1/ Extrait de : « Toute une Vie Bien Ratée » Pierre Autin-Grenier, iBooks.
Poème du cancer des bronches
" C’est un peu comme un 110 mètres haies qui se disputerait d’une manière acharnée et sans concession aucune entre le cancer des bronches et moi. Le matin je commence à toussailler et un peu l’après-midi aussi ; mais quand même, je saute encore tous les obstacles pour le moment, je grille tous les feux rouges et fonce sans souci à travers les plaines stériles de l’ennui telle une vieille loco, crachant fumée et flammes, lancée à la conquête du Far West cependant que les Indiens de la tribu Nicotine arrosent le convoi de flèches empoisonnées et, narguant les wagons de queue, déjà entament la danse du scalp ! Mais j’ai bon espoir, je vous le dis, d’arriver au-delà du Mississippi avant que ces fils de sauvages n’aient eu le temps de me jeter un sort et me réduire à leur merci.

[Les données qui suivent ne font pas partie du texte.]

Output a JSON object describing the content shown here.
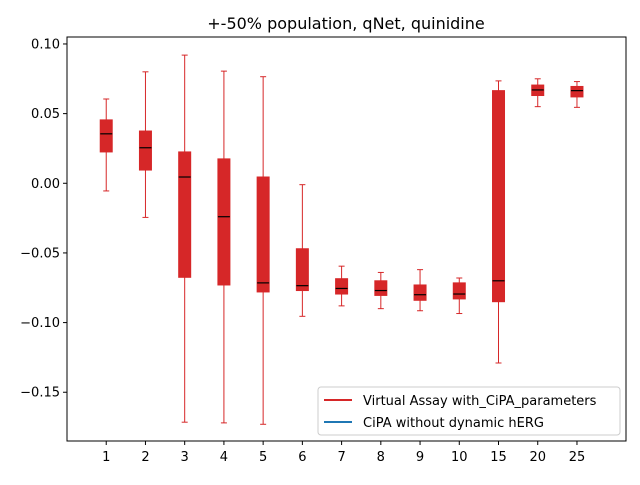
{
  "chart_data": {
    "type": "boxplot",
    "title": "+-50% population, qNet, quinidine",
    "xlabel": "",
    "ylabel": "",
    "categories": [
      "1",
      "2",
      "3",
      "4",
      "5",
      "6",
      "7",
      "8",
      "9",
      "10",
      "15",
      "20",
      "25"
    ],
    "ylim": [
      -0.185,
      0.105
    ],
    "yticks": [
      {
        "value": 0.1,
        "label": "0.10"
      },
      {
        "value": 0.05,
        "label": "0.05"
      },
      {
        "value": 0.0,
        "label": "0.00"
      },
      {
        "value": -0.05,
        "label": "−0.05"
      },
      {
        "value": -0.1,
        "label": "−0.10"
      },
      {
        "value": -0.15,
        "label": "−0.15"
      }
    ],
    "series": [
      {
        "name": "Virtual Assay with_CiPA_parameters",
        "color": "#d62728",
        "boxes": [
          {
            "whisker_low": -0.0055,
            "q1": 0.0225,
            "median": 0.0355,
            "q3": 0.0455,
            "whisker_high": 0.0605
          },
          {
            "whisker_low": -0.0245,
            "q1": 0.0095,
            "median": 0.0255,
            "q3": 0.0375,
            "whisker_high": 0.08
          },
          {
            "whisker_low": -0.1715,
            "q1": -0.0675,
            "median": 0.0045,
            "q3": 0.0225,
            "whisker_high": 0.092
          },
          {
            "whisker_low": -0.172,
            "q1": -0.073,
            "median": -0.024,
            "q3": 0.0175,
            "whisker_high": 0.0805
          },
          {
            "whisker_low": -0.173,
            "q1": -0.078,
            "median": -0.0715,
            "q3": 0.0045,
            "whisker_high": 0.0765
          },
          {
            "whisker_low": -0.0955,
            "q1": -0.077,
            "median": -0.0735,
            "q3": -0.047,
            "whisker_high": -0.001
          },
          {
            "whisker_low": -0.088,
            "q1": -0.0795,
            "median": -0.0755,
            "q3": -0.0685,
            "whisker_high": -0.0595
          },
          {
            "whisker_low": -0.09,
            "q1": -0.0805,
            "median": -0.077,
            "q3": -0.07,
            "whisker_high": -0.064
          },
          {
            "whisker_low": -0.0915,
            "q1": -0.084,
            "median": -0.08,
            "q3": -0.073,
            "whisker_high": -0.062
          },
          {
            "whisker_low": -0.0935,
            "q1": -0.083,
            "median": -0.0795,
            "q3": -0.0715,
            "whisker_high": -0.068
          },
          {
            "whisker_low": -0.129,
            "q1": -0.085,
            "median": -0.07,
            "q3": 0.0665,
            "whisker_high": 0.0735
          },
          {
            "whisker_low": 0.055,
            "q1": 0.063,
            "median": 0.067,
            "q3": 0.0705,
            "whisker_high": 0.075
          },
          {
            "whisker_low": 0.0545,
            "q1": 0.062,
            "median": 0.0665,
            "q3": 0.0695,
            "whisker_high": 0.073
          }
        ]
      },
      {
        "name": "CiPA without dynamic hERG",
        "color": "#1f77b4",
        "boxes": []
      }
    ],
    "median_color": "#000000",
    "legend": {
      "position": "lower-right",
      "entries": [
        {
          "label": "Virtual Assay with_CiPA_parameters",
          "color": "#d62728"
        },
        {
          "label": "CiPA without dynamic hERG",
          "color": "#1f77b4"
        }
      ]
    },
    "grid": false
  }
}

Avec toutes les allumettes que j’ai grattées pour embraser des bouts de mégots ou inaugurer une cigarette fraîche roulée, je crois que des bergers cévenols ou bien de jeunes vachers lozériens un peu habiles de leurs dix doigts pourraient sans peine, l’hiver à la veillée, confectionner des centaines de tours Eiffel modèles réduits[…] »
2/ article de cyber-journal, imprimé sur bois d'arbre et déprimé sur écran Rétina :
(
...) L’auteur de "Toute une vie bien ratée" (Gallimard, 1997) a tiré sa révérence en avril 2014, vaincu par la cigarette non sans avoir préalablement causé lui-même bien des pertes dans les rangs de celle-ci. Ayant toujours préféré la forme brève de la nouvelle à l’interminable roman, il ne laisse pas sur sa table un épais manuscrit en vrac avec tous ses destins et ses énigmes en suspens, non, il aura même eu le temps de soigner les neuf textes du recueil qui paraît aujourd’hui, Analyser la situation. Et comme Pierre Autin-Grenier était un malin, il le dédie en partie « à [son] cancer du poumon ». Fine stratégie, car le meilleur moyen d’humilier son ennemi, de se venger de lui, consiste à lui faire des grâces. (...)
3/ Commentaires de blogueur :
Purée, pourquoi je tombe sur des articles comme ça dès le matin en allumant ma première clope ?
Pour ma part, je crois que la meilleure façon d'humilier son ennemi, dans le cas présent c'est de ne pas mourir au combat.
Et évidemment, c'est cette pauvre andouille auto-fictionnelle d'
Eric Chevillard qui signe l'article.
http://www.lemonde.fr/livres/article/2014/11/20/bonnes-nouvelles-posthumes_4526205_3260.html
Quoi de mieux pour lutter contre la complaisance que de trouver son maitre en la matière ?
J'ai lu quelques nouvelles de Pierre Autin-Grenier, mais j'ai rapidement déchanté.
Un petit côté Brautigan franchouillard pas désagréable, encore que Brautigan s'est beaucoup complu dans la facilité, et pas grand chose de Pessoa.
Bref, je ne suis pas
convaincu, et je pense à cette maxime de Pierre Dac : celui qui parti de rien, n'est arrivé nulle part, n'a de merci à dire à personne.
A moins que son karma fut de rater sa vie, et que ce faisant il la réussit, pour repartir du bon pied dans celle d'après ? A ce moment là on est plutôt du côté d' Henri Michaux : "Sois tranquille, il reste du limpide en toi. En une vie tu n'as pu tout salir."